Galiani is één van de laatste ontdekkingen die hij doet. De harlekijn met de kop van Machiavelli verdringt Voltaire in Nietzsches spiegelparadijs, en gaat met zijn één meter vijftig naast de giganten Goethe, Napoleon, Caesar en Alexander staan. De Ubermensch als hottentot.
Een opgewekt monster is meer waard dan een vervelende sentimenteel.
De opgewekte Galiani, die schitterde op de scène van zijn eeuw, nooit verveelde en baanbrekend economisch werk afleverde dat effectieve, nuttige verbeteringen aanbracht, is vergeten. De onhandige Nietzsche die vrolijk wou zijn maar het niet was, is wereldberoemd. Het is niet eerlijk.
| |
II. Nietzsche in een doos
voor Benjamin Biebuyck
Is dat alles wat je over deze filosoof te zeggen hebt? Je maakt je er van af door een lans te breken voor een Italiaanse hottentot-econoom met wie Nietzsche had willen converseren in een salon. Je bladert in andermans boeken en speelt voyeur. Waar blijft je bijdrage tot het begrijpen van Nietzsche? Jouw interpretatie van de Ewige Wiederkehr b.v., de kluif van de Nietzsche-exegese?
Laat me duidelijk zijn: ik ben geen Nietzschekenner - ik lees Nietzsche. Wat is een Nietzsche-kenner overigens? Iemand die de hele Nietzsche gelezen heeft? Moet men de duizenden bladzijden van de Nachlass doorworstelen om iets over de ‘filosofie’ van Nietzsche te mogen zeggen? Nietzsche heeft trouwens geen ‘filosofie’. Elke filosofie is voorgrond, oppervlak, heet het. Schrijft men juist geen boeken om te verbergen wat men bij zich bergt (Jenseits, 289 = KSA, 5, 434)? ‘Zarathustra's uitdenken, dat is een vorm van ontspanning, verstoppertje spelen,’ schrijft hij aan zijn zus (KSB, 7, 53). Wie diepzinnig is, houdt van het masker.
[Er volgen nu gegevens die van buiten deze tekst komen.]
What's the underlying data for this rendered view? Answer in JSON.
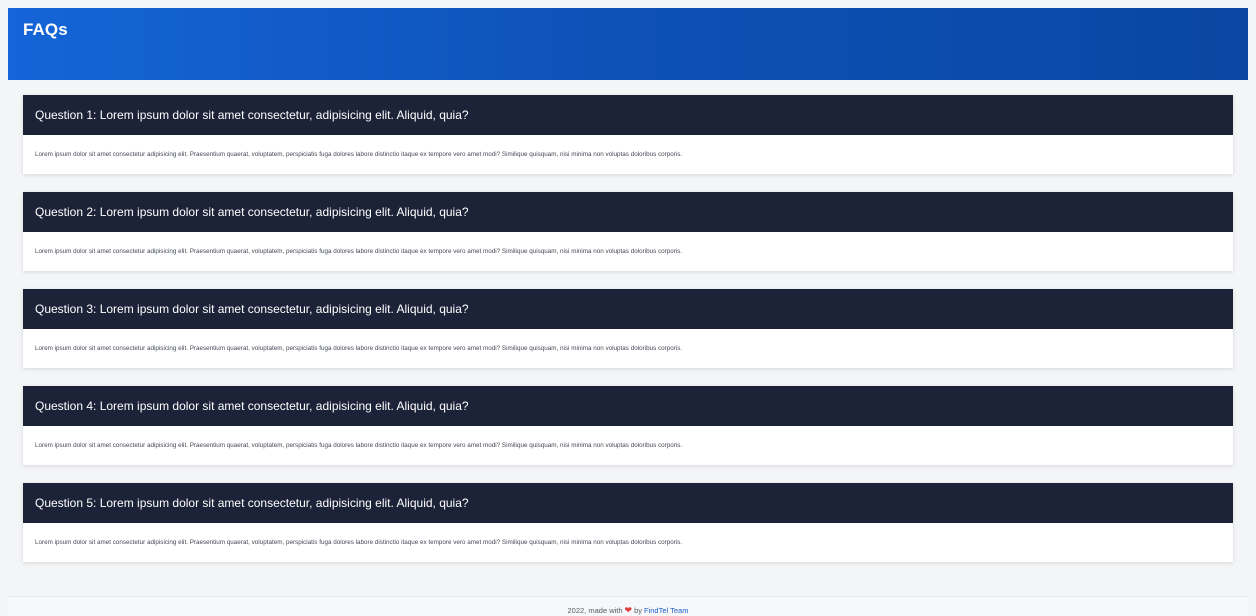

Toch heeft hij geprobeerd - niettegenstaande alles - om een plaats te krijgen in de annalen van de wijsbegeerte. Geen ‘systeem’ zonder centraal concept dacht hij nog in de jaren '80, en zijn concept zou Wille zur Macht zijn. Hij nam die overal waar in zichzelf, in zijn wil om de ziekte te overwinnen, in de wereld en de dingen, in de dynamiek van het leven zelf. Maar ook in systemen, instellingen, in elke ordening en in elke orde. Was de hoogste vorm van Wille zur Macht niet aan het ‘worden’ het ‘zijn’ opleggen? Elk systeem, elke daad, elk woord is een stolling van de vloed, een overzichtelijk maken van de chaos. ‘We kunnen slechts een wereld begrijpen die we zelf gemaakt hebben’ (KSA,, 11, 138), is één van die zinnen waar ik rond blijf draaien, omdat hij in een flits Nietzsches fundamentele bevinding duidelijk maakt.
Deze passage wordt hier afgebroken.